Corbin, c’est un des «lieux-dits» de Saint Emilion, à la limite de Pomerol. Un ancien grand domaine morcelé entre six propriétés dont cinq sont des grands crus classés. Il y a d’abord le cœur du domaine, Château Corbin, avec ses 13 hectares d’un seul tenant. Sables anciens sur argiles ferriques et argiles, ce qu’on fait de mieux dans le Libournais; mais aussi Corbin Michotte, Haut Corbin, Grand Corbin d’Espagne, Grand Corbin... Fait intéressant à rapporter, les 6 propriétaires s'entendent bien, c'est "l’esprit Corbin" ; et ils font vivre leur patrimoine commun.
Château Corbin
Mais revenons à Corbin tout court. Aux manettes, aujourd’hui, on trouve Anabelle Cruse-Bardinet. Rejeton d’une longue lignée de vignerons médocains du côté de son père, et libournais du côté de sa mère, elle a le vin dans le sang : à quinze ans, elle sait déjà qu’elle en fera son métier; quelques années plus tard, elle décroche son diplôme d’oenologie; elle exerce d'abord chez Branaire-Ducru, puis chez son père, à Laujac.
Anabelle a la passion du vin ; elle a aussi la passion des gens ; avant d’entamer son cursus oenologique, n’a-t-elle pas travaillé pendant 6 mois auprès de Mère Teresa, en Inde ? Pas si courant, parmi les grandes familles de Bordeaux...
Une battante
Quand le Château Corbin, héritage maternel divisé entre de nombreux cousins, menace de quitter la famille, cette battante ne peut se résoudre à baisser pavillon.
Au prix de la vente de Certan-Giraud, elle rachète avec sa sœur les parts des autres, et s’investit corps et âme dans le sauvetage de la propriété, longtemps délaissée. Je l’imagine bien en train de se battre avec les corps de métier pour redonner vie à Corbin, de lutter en cave avec les degrés (en 2003, par exemple), avec le négoce pour trouver les meilleurs débouchés, avec sa famille et ses collègues pour faire reconnaître sa compétence de femme «winemaker».
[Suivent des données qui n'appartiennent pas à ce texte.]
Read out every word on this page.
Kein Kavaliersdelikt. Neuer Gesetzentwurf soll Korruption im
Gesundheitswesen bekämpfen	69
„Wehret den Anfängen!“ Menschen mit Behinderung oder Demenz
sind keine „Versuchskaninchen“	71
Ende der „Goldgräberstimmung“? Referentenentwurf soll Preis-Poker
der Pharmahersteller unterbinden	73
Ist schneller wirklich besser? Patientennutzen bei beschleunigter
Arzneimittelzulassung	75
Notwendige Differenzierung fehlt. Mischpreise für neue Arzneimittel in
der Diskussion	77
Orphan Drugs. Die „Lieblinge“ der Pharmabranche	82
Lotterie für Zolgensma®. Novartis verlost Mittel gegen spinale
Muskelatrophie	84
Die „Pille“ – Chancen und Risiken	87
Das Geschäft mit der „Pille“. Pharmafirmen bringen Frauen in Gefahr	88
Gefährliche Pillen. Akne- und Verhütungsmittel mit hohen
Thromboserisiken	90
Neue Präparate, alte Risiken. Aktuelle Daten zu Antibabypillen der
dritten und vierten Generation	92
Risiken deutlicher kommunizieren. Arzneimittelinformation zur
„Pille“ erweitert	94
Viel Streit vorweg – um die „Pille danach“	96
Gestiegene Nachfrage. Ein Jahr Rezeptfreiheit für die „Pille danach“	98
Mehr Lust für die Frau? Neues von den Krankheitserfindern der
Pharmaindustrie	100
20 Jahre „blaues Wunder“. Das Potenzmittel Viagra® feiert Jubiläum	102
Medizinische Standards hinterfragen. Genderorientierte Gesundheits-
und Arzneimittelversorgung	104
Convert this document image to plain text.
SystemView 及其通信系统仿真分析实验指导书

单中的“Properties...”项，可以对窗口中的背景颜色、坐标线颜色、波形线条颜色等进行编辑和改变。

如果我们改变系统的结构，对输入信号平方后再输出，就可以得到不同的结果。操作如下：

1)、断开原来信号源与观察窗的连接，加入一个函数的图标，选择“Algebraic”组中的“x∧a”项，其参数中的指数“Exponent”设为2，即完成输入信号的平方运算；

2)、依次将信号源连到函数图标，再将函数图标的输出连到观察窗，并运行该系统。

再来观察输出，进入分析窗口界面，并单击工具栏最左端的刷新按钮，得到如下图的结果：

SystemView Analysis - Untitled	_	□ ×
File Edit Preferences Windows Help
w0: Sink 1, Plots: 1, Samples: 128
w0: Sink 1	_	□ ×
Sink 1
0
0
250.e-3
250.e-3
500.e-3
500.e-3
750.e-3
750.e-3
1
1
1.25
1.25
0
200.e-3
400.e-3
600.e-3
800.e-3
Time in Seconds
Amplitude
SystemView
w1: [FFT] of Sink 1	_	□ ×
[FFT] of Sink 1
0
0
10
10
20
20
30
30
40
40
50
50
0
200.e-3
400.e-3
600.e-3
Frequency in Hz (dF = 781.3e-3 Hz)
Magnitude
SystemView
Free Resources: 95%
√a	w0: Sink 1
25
Vous l’avez compris, on ne peut qu’être séduit par la belle Anabelle – en tout bien tout honneur. Séduit par son engagement, par sa pugnacité, par sa rectitude morale, par la grâce toute simple qui irradie dans ses gestes. Et, last but not least, par ses vins soyeux.
En voici deux.
Corbin 2006
Né à l’ombre du géant 2005, 2006 ne manque pourtant pas d’attrait. Chez Corbin, cela s’appelle l’élégance. D’emblée, un fruit croquant de griotte et de groseille vient me taquiner le nez ; il se prolonge en attaque de bouches, où il se mêle à des tannins très ronds – le boisé a cette discrétion de bon aloi qui fait les vins vraiment bien élevés, car il en préserve la race; ce vin est droit, aimable ; ses plus belles vertus : précision et buvabilité.
Corbin 2003
Une surprenante fraîcheur pour un millésime aussi chaud. Aucune sécheresse ni amertume en finale. Certes, le nez est sur un fruit très mûr, limite prune à l’alcool, la matière est robuste et les degrés sont là – l’attaque fait penser à un Gigondas ; mais la bouche est bien celle d’un Bordeaux, suave. Belle finale épicée, la classe.
Les prix restent sages - Cheval Blanc a beau être tout proche, la Dame de Corbin n’a pas pris la grosse tête.